A long-anticipated study on ways to help young investigators is recommending the creation of a Biomedical Research Enterprise Council (BREC) as the locus for ensuring institutions are engaged in problem-solving along with NIH. Report members also say that NIH should ensure that its basic research grants awarded to early-stage investigators are for at least five years. At the same time, they are suggesting NIH impose a three-year cap on salary support for postdoctoral researchers supported by those grants.

Required by Congress, “The Next Generation of Biomedical and Behavioral Sciences Researchers: Breaking Through” also contains a host of recommendations for institutions and investigators, including that they be required to “provide evidence to NIH of formal training of faculty mentors of postdoctoral trainees” and “provide a diversity and inclusion plan for their grant proposals and provide updates in progress reports.”

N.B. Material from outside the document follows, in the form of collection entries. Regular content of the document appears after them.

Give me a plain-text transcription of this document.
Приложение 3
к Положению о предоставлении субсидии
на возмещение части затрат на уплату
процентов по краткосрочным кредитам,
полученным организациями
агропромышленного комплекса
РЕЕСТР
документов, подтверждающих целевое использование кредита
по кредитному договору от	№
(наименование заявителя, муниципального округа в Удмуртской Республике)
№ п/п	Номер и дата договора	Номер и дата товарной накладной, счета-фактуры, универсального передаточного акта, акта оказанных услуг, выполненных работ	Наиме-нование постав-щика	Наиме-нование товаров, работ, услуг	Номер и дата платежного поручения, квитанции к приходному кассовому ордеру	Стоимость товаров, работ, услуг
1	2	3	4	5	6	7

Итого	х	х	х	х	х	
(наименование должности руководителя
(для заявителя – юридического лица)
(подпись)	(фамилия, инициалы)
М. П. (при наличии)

Issued April 12, the report from the National Academies of Sciences (NAS), Engineering, and Medicine was required by Congress as part of the 21st Century Cures Act. Ron Daniels, president of Johns Hopkins University, chaired the committee that authored the report. While acknowledging the report is “dense,” Daniels expressed hope that quick action could be taken to establish BREC. He also noted that Hopkins and others are already at work meeting the report’s recommendation that research institutions compile and report data on the “outcomes, demographics, and career aspirations of biomedical and behavioral science pre- and postdoctoral researchers.”

As NAS explained in a news release, the report “identifies steps Congress, federal agencies, and research institutions should take to strengthen the nation’s biomedical research system and ensure the successful launch of careers among the next generation of researchers. The report also examines some of the barriers that have impeded reform efforts so far and proposes remedies.”